Wrigley Roster Jenga: Jim McCauley & Hank O’Day

Anthony Burbatt at Wrigley Roster Jenga continues to add to his Cubs collection with the Ars Longa Diamond Heads ’15 card for Hank O’Day.

O’Day managed the Cubs for just one year, 1914, to a record of 78-76. He then returned to umpiring in the National League the following year. O’Day’s managerial career (he also managed the Cincinnati Reds in 1912) established a unique baseball achievement that is unlikely to ever be duplicated: O’Day is the only person to ever play, manage and umpire in the National League and the feat has never been accomplished in the American League.

With this blog post, Mr. Burbatt also discusses his venturing deeper into Chicago baseball history beyond his beloved Cubs by acquiring the Ars Longa Beginnings: 1880s card for Jim McCauley of the Chicago Maroons. The Maroons are a largely forgotten minor league team that played in the Western Association in 1888.
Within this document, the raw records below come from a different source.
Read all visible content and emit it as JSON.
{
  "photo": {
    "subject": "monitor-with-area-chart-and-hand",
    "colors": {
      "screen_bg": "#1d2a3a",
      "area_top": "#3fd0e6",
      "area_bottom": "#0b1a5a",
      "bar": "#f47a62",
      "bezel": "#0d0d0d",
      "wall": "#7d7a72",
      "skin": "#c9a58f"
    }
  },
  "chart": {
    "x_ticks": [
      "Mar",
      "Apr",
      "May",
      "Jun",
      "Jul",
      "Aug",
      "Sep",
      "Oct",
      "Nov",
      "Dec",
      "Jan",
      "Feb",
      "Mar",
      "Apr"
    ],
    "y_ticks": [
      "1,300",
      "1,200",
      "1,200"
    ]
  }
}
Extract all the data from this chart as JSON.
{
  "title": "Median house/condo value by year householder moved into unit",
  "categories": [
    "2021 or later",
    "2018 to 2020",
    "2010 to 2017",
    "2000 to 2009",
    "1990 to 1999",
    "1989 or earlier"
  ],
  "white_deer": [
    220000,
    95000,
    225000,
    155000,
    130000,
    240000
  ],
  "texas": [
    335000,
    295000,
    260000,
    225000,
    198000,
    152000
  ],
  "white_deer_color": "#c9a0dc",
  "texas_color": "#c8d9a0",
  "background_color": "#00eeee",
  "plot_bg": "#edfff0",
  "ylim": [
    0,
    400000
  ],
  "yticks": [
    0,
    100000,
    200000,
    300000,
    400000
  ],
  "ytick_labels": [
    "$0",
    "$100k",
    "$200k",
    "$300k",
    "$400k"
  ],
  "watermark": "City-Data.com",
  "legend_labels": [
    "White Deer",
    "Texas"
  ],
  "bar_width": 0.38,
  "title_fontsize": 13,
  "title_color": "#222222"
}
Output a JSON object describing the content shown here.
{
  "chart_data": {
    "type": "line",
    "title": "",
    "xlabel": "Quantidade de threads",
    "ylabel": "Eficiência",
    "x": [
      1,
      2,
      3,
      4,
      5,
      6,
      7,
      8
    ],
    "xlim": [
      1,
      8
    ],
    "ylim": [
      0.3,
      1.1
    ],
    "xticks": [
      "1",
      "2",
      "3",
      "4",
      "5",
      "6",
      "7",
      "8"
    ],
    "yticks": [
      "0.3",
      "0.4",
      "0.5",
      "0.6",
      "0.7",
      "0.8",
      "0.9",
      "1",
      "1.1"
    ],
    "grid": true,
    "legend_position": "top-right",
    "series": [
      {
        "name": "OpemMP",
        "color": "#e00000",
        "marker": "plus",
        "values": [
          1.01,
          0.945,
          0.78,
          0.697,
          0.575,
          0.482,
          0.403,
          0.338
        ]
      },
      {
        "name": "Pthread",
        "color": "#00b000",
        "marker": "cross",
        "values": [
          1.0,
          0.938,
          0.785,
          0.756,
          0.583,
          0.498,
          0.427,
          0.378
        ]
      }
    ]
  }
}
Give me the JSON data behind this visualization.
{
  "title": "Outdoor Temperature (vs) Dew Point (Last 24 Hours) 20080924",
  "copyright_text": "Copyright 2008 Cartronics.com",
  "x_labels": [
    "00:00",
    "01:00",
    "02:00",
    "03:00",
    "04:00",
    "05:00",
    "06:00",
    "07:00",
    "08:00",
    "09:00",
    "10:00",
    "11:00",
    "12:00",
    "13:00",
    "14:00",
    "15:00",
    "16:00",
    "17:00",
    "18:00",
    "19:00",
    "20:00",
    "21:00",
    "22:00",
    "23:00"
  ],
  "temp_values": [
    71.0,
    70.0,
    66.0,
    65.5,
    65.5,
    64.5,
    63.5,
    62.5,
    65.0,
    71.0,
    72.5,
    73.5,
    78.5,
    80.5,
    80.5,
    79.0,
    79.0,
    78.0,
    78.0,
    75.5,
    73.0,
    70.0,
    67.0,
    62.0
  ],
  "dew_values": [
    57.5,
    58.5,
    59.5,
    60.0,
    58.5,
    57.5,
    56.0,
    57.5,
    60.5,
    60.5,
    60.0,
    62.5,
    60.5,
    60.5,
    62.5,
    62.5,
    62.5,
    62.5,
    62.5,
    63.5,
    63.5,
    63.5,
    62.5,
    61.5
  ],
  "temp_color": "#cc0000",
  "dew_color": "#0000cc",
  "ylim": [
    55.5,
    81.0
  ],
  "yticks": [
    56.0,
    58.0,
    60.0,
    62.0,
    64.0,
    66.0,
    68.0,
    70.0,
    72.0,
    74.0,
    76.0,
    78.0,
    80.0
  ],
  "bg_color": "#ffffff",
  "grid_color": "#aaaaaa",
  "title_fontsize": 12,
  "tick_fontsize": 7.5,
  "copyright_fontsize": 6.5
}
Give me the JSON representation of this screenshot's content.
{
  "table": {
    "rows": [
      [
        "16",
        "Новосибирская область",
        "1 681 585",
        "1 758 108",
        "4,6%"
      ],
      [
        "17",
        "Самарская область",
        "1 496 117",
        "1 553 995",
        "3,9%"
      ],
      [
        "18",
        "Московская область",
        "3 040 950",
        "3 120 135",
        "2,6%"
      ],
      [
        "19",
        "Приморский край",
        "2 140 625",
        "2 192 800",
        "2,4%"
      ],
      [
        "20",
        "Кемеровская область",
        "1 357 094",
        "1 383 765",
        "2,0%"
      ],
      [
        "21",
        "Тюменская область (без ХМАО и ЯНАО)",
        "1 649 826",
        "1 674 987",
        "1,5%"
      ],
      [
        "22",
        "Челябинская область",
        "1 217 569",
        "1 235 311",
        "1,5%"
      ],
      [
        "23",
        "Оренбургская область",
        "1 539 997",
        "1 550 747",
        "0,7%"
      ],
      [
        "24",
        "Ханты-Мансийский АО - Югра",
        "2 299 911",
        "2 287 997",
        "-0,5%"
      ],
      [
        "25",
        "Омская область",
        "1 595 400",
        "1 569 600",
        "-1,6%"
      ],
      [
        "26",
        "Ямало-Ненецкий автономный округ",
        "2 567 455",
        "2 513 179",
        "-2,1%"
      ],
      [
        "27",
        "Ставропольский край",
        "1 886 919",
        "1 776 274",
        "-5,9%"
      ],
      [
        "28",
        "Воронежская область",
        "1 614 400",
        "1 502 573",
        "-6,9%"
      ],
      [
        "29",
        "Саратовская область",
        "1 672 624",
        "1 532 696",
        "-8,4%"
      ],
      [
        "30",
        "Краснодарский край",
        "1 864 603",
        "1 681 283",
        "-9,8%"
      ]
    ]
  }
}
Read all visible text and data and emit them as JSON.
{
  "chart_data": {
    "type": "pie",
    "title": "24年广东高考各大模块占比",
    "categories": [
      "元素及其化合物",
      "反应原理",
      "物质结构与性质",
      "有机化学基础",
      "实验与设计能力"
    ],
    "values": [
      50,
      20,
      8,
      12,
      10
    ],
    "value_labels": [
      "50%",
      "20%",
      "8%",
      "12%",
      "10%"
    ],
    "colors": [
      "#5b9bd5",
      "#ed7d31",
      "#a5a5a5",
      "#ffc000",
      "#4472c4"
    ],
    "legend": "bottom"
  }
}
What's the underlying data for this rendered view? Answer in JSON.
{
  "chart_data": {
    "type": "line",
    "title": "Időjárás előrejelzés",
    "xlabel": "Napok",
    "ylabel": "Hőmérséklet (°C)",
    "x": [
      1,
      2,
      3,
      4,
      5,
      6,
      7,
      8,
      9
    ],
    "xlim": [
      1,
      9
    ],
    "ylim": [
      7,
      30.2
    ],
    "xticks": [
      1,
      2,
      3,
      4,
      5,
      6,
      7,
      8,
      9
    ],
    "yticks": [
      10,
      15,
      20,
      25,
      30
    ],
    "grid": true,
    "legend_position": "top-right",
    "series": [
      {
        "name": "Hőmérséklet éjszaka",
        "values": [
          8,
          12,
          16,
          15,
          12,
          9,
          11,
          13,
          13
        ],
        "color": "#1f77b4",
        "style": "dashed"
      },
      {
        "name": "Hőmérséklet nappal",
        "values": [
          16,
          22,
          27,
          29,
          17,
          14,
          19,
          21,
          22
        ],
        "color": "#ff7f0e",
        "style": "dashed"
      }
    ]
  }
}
Check out the blog post here.

Kid Elberfeld: The Tabasco Kid

John Elberfeld, the great nephew of Kid Elberfeld, has created an impressive website that documents his ancestor’s life. The depth and breadth of the research contained in the site is impressive. I am thrilled and honored that Mr. Elberfeld would see fit to include my work in his tribute to his great uncle, The Tabasco Kid, who as his nickname suggests was one of the feistiest and most flavorful players of the early 20th century.

Mr. Elberfeld has spotlighted the Ars Longa card of Kid Elberfeld from the Pilgrims series.

You can find it here.

One of the great thrills I experience through my work is when I cross paths with descendants of the players I make cards for. Sharing a moment or two with these folks over email, or simply crossing paths through an eBay auction, is an experience that breaks through the boundaries of space and time that define the images I work with and adds a dimension of life and color and a bit more meaning to what I do. I am always honored by the opportunity to be connected, even in such a small way, to the lives and legacies of these players as they exist today in their proud descendants.